China's Coronavirus Is Bringing Alibaba to Its Knees
This article by Tim Culpan for Bloomberg may be of interest to subscribers. Here is a section:
Yet investors ought to examine the December quarter because it gives clues about how the e-commerce giant was faring before the COVID-19 virus appeared on the scene. Although revenue continued to grow at a respectable 38%, that was the slowest in almost four years and the smallest beat against estimates in at least a year. Its earnings-per-share beat was the slimmest in more than a year.

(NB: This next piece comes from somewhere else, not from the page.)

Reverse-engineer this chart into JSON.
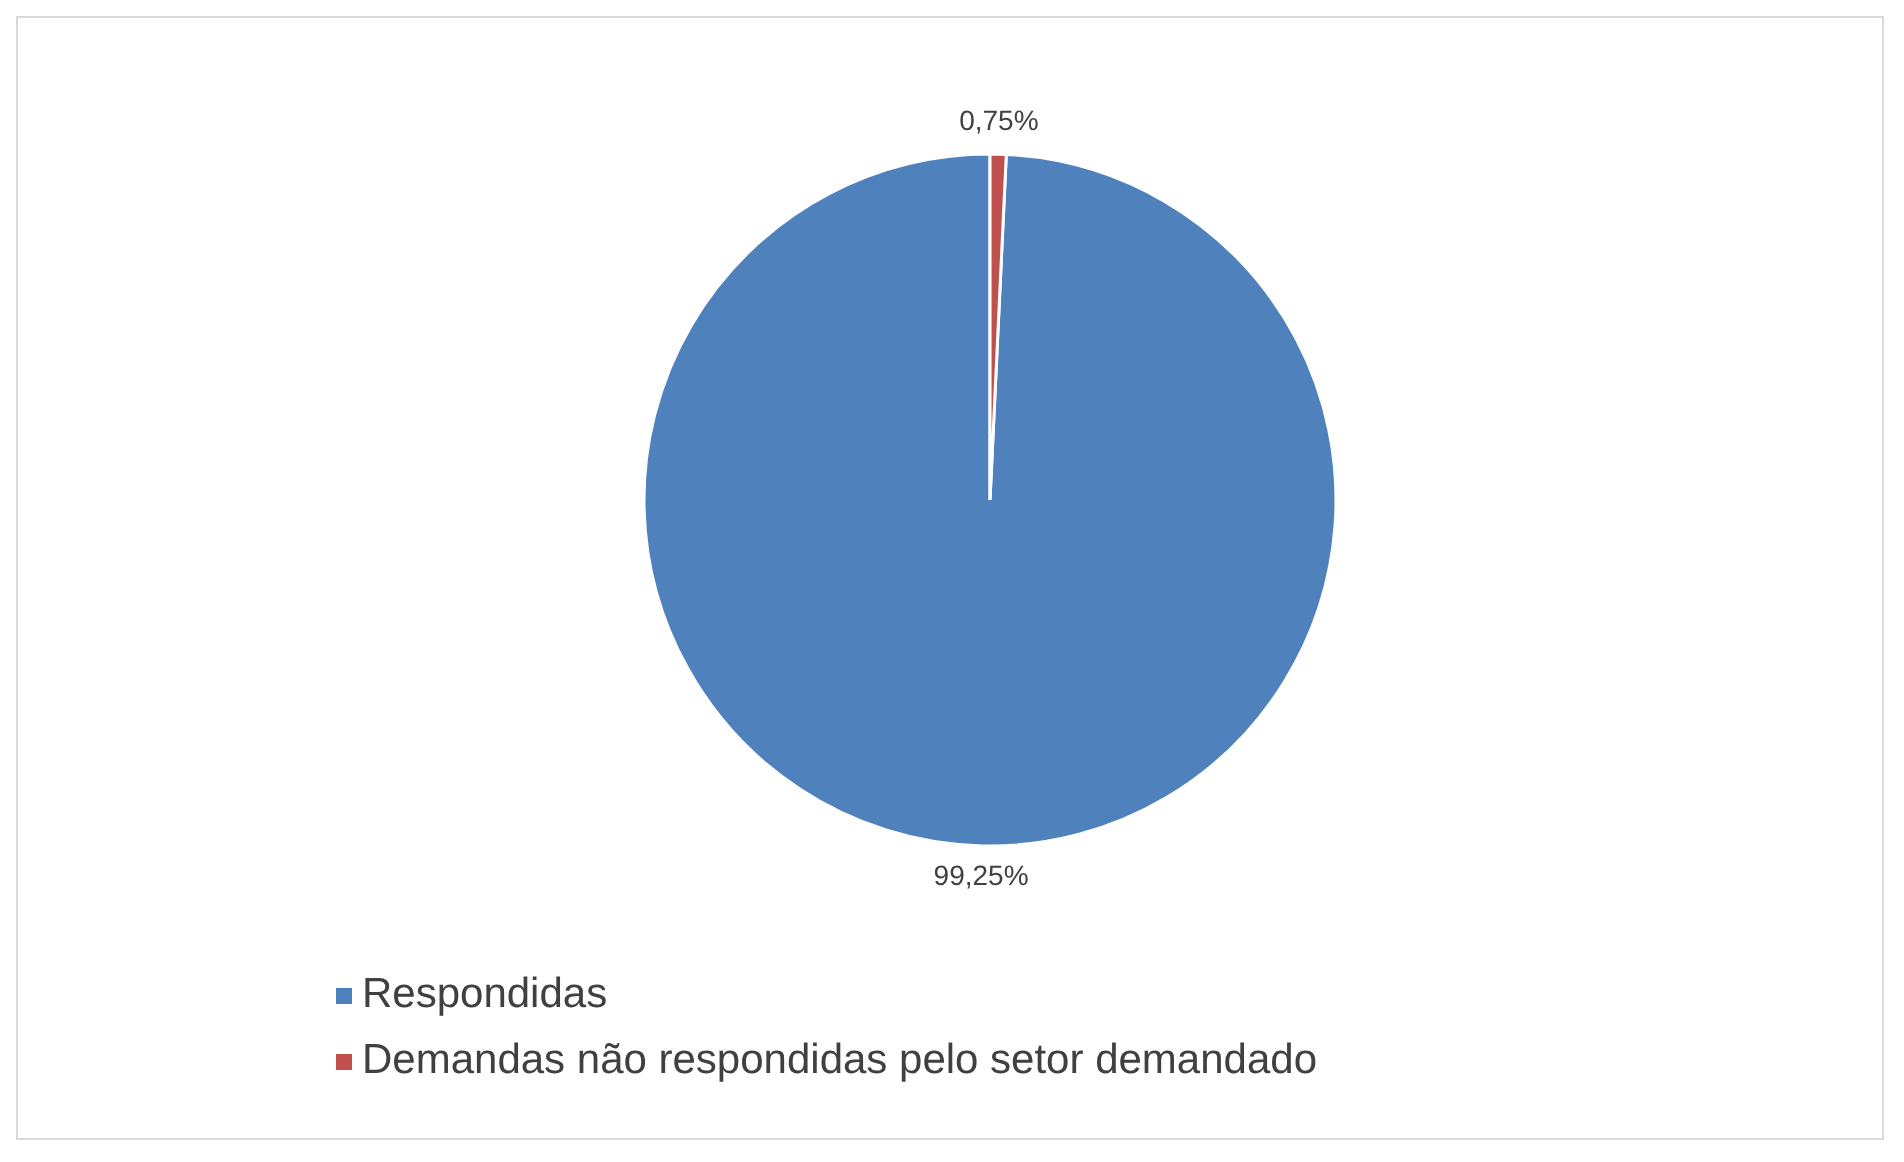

Importantly, its bread-and-butter core commerce business, which accounts for 88% of sales, continues to weaken. This division was propped up by acquired units in the physical retail space. Stripping those out, customer management (advertising) revenue and commissions combined climbed 21%, almost 4 percentage points slower than the prior quarter and 5.5 percentage points less than a year ago. Bear in mind, the December quarter includes Alibaba’s big Nov. 11 Single’s Day bonanza, which is supposed to push revenue skyward. Clearly, this event is losing its luster.
Alibaba sells or facilitates the sale of all manner of stuff. That’s its primary business. The economic slowdown brought on by central bank tightening and the war on shadow banking were the reasons behind slower growth in the fourth quarter. Meanwhile the delay in factories reopening after the Lunar New Year holiday, justified fears about viral contamination, restrictions on travel and the impact on the migrant workers ecommerce companies rely on for deliveries are all going to weigh on earnings in the first quarter. So why is the stock so steady?
The majority of investors believe the coronavirus is a one or at worst two-quarter story. However, the stimulus being mounted to combat is likely to have much lengthier positive impacts on asset prices. During the SARS scare the market did pull back and recouped all of its losses within a couple of months of the number of infections peaking. On this occasion, investors have skipped the corrective phase and gone straight to the recovery scenario because they have been tutored over the last decade to give the benefit of the doubt to liquidity’s ability to boost asset prices.
A willingness to ignore risk and to lean into momentum strategies is a key symptom in identifying an evolving bubble.
Meanwhile the shares of Wal-Mart, Amazon, Costco, Target or Best Buy are not pricing in any risk of inventory supply interruption. Perhaps the logic is the inventory build that went on during the tariff war will be enough to tide them over for a quarter?